Mango, a cinque anni dalla morte un box con i successi e un inedito con Lucio Dalla: esce "Tutto l'amore che conta davvero"

Forse, per quel suo essere spesso schivo, metterebbe in imbarazzo perfino Mango questa celebrazione della sua arte che arriva a cinque anni dall'addio inaspettato al suo pubblico e ai suoi cari, quella sera di dicembre in un palatenda di Policoro, nella sua Basilicata. Eppure giusto, questo tributo, doveroso per un artista che ha fatto anche della riservatezza una delle sue qualità. Un artigiano del pentagramma, Pino Mango, ma anche un intellettuale a 360 gradi, musicista, sperimentatore di suoni e di immagini attraverso le sue note e i suoi versi e di questi ultimi alcuni hanno anche viaggiato per conto proprio, senza il supporto di uno spartito. Curioso di altri mondi ed altre culture che si ritrovano, frammiste ad un mélos mediterraneo, in molte sue canzoni.



 
Tutto l'amore che conta davvero è il titolo di questo omaggio che è la summa della produzione di quarant'anni di musica, un'iniziativa di Laura Valente, compagna di vita dell'artista per trent'anni, e dei loro due figli, Filippo e Angelina, accolta con coraggio, in tempi di discografia in sofferenza, da Warner Music Italy. In uscita domani, in tre versioni: la Deluxe con 4 cd (I successi, Gli incontri, I tesori nascosti, Il concerto) e un volume di 48 pagine che raccoglie manoscritti, appunti da agende e da quaderni, fotografie; la Light con 3Cd e un opuscolo di 16 pagine; il Vinile Lp che racchiude i live ripresi da Video Italia dal 2003 al 2010. E intanto per radio passa da alcuni giorni il duetto Forse che sì, forse che no in cui Mango e il suo amico Lucio Dalla intonano quasi profeticamente con voci da moderni muezzin «a che servono gli angeli se non hanno un cuore come noi».



Ci sarà di più per ricordare l'artista di Lagonegro.
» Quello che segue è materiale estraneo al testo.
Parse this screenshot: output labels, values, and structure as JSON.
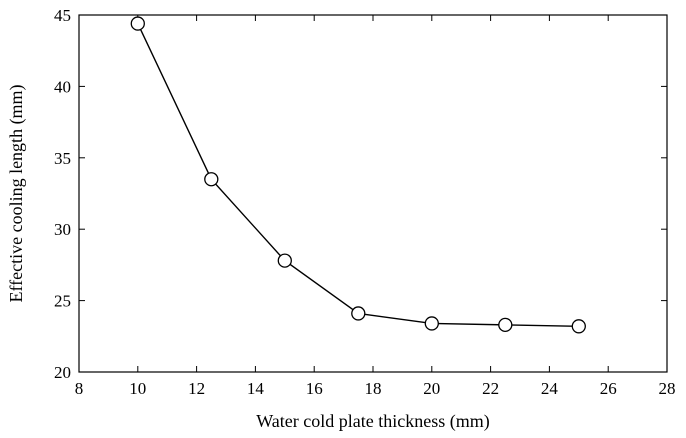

Durante la Milano Music Week, martedì prossimo alle 10,30, alla Statale, Mogol (che di Mango è stato uno dei più stretti collaboratori: Oro, Nella mia città, Mediterraneo) terrà una lezione sulla vocalità del cantante lucano e la sera, alle 20,30, al Teatro dell'Arte, omaggio in musica e ricordi con Giorgia, Eugenio Finardi, i Kataklò, i Tarantolati di Tricarico, Alberto Salerno e la moglie Mara Maionchi (Salerno fu mentore e primo produttore di Mango a metà anni 70 nonché coautore di alcuni successi: Lei verrà resta il più celebre).